Evaluating Fitted Models

Summary

Section 6 of Gelman et al. (2020) covers how to evaluate a fitted Bayesian model through posterior predictive checks, cross validation, sensitivity analysis of priors, and graphical exploration. The goal is not just to assess fit but to understand what the model captures and misses, guiding the next iteration of Iterative Model Improvement.

Posterior Predictive Checking

Posterior predictive checking (Box, 1980; Gelman et al., 1996) generates replicated datasets $y^{rep}$ from the posterior predictive distribution:

y^{rep} \sim p (y^{rep} ∣ y) = \int p (y^{rep} ∣ θ) p (θ ∣ y) d θ

Compare $y^{rep}$ to observed data $y$ using summary statistics or visual checks. If the observed data look unrepresentative of the posterior predictive distribution, the model fails to capture some aspect of the data. See Model Checking for foundational discussion.

Choosing What to Check

There is no general rule for which checks to perform.
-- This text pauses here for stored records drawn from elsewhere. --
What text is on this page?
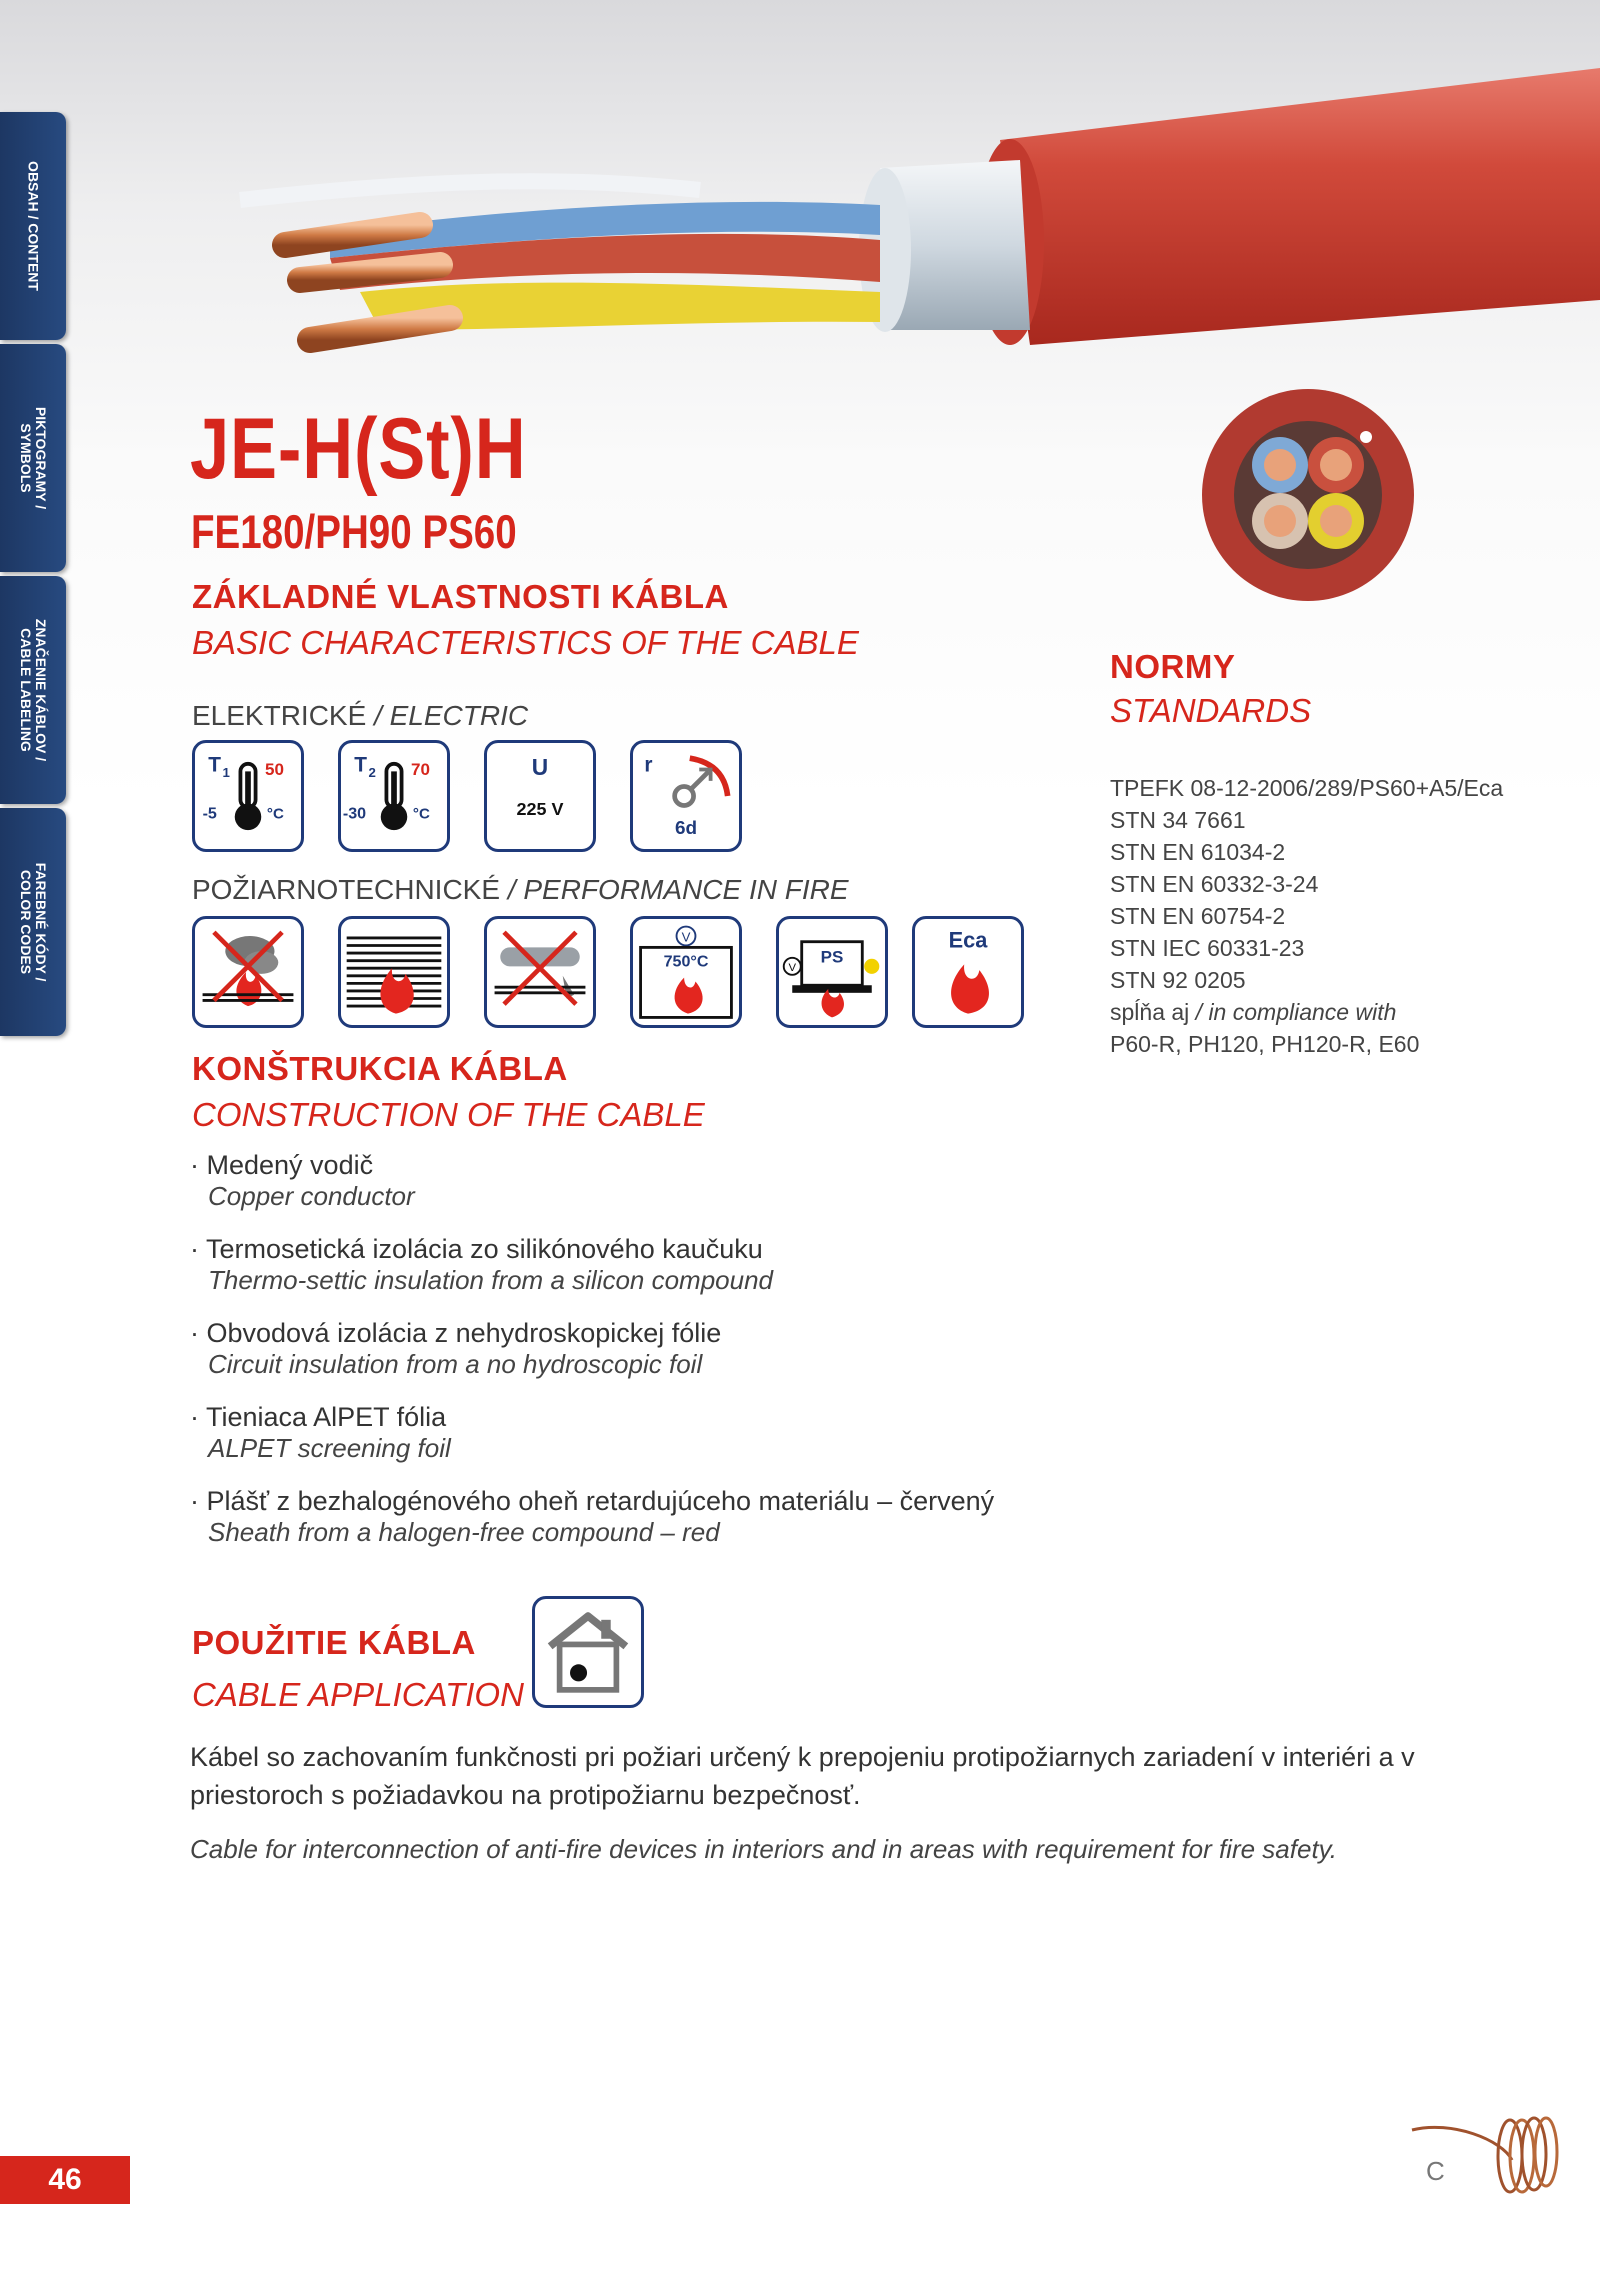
OBSAH / CONTENT
PIKTOGRAMY /
SYMBOLS
ZNAČENIE KÁBLOV /
CABLE LABELING
FAREBNÉ KÓDY /
COLOR CODES
JE-H(St)H
FE180/PH90 PS60
ZÁKLADNÉ VLASTNOSTI KÁBLA
BASIC CHARACTERISTICS OF THE CABLE
ELEKTRICKÉ / ELECTRIC
T 1 50
-5	°C
T 2 70
-30	°C
U
225 V
r
6d
POŽIARNOTECHNICKÉ / PERFORMANCE IN FIRE
V
750°C	V
PS
Eca
KONŠTRUKCIA KÁBLA
CONSTRUCTION OF THE CABLE
· Medený vodič
Copper conductor
· Termosetická izolácia zo silikónového kaučuku
Thermo-settic insulation from a silicon compound
· Obvodová izolácia z nehydroskopickej fólie
Circuit insulation from a no hydroscopic foil
· Tieniaca AlPET fólia
ALPET screening foil
· Plášť z bezhalogénového oheň retardujúceho materiálu – červený
Sheath from a halogen-free compound – red
POUŽITIE KÁBLA
CABLE APPLICATION
Kábel so zachovaním funkčnosti pri požiari určený k prepojeniu protipožiarnych zariadení v interiéri a v priestoroch s požiadavkou na protipožiarnu bezpečnosť.
Cable for interconnection of anti-fire devices in interiors and in areas with requirement for fire safety.
NORMY
STANDARDS
TPEFK 08-12-2006/289/PS60+A5/Eca
STN 34 7661
STN EN 61034-2
STN EN 60332-3-24
STN EN 60754-2
STN IEC 60331-23
STN 92 0205
spĺňa aj / in compliance with
P60-R, PH120, PH120-R, E60
46	C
Focus on severe tests (Mayo, 2018) — checks that are likely to fail if the model would give misleading answers to the questions you care most about.

Types of checks implemented in bayesplot:

Density overlays — compare distribution of $y$ vs. $y^{rep}$
Statistic checks — compare test statistics (e.g., sd, max) between $y$ and $y^{rep}$
Grouped checks — compare $y$ vs. $y^{rep}$ by subgroups not in the model

Cross Validation and Influence of Data Points

Posterior predictive checking uses the same data for fitting and evaluation, which can be overly optimistic. Leave-one-out cross validation (LOO-CV) addresses this by evaluating predictive performance on held-out observations.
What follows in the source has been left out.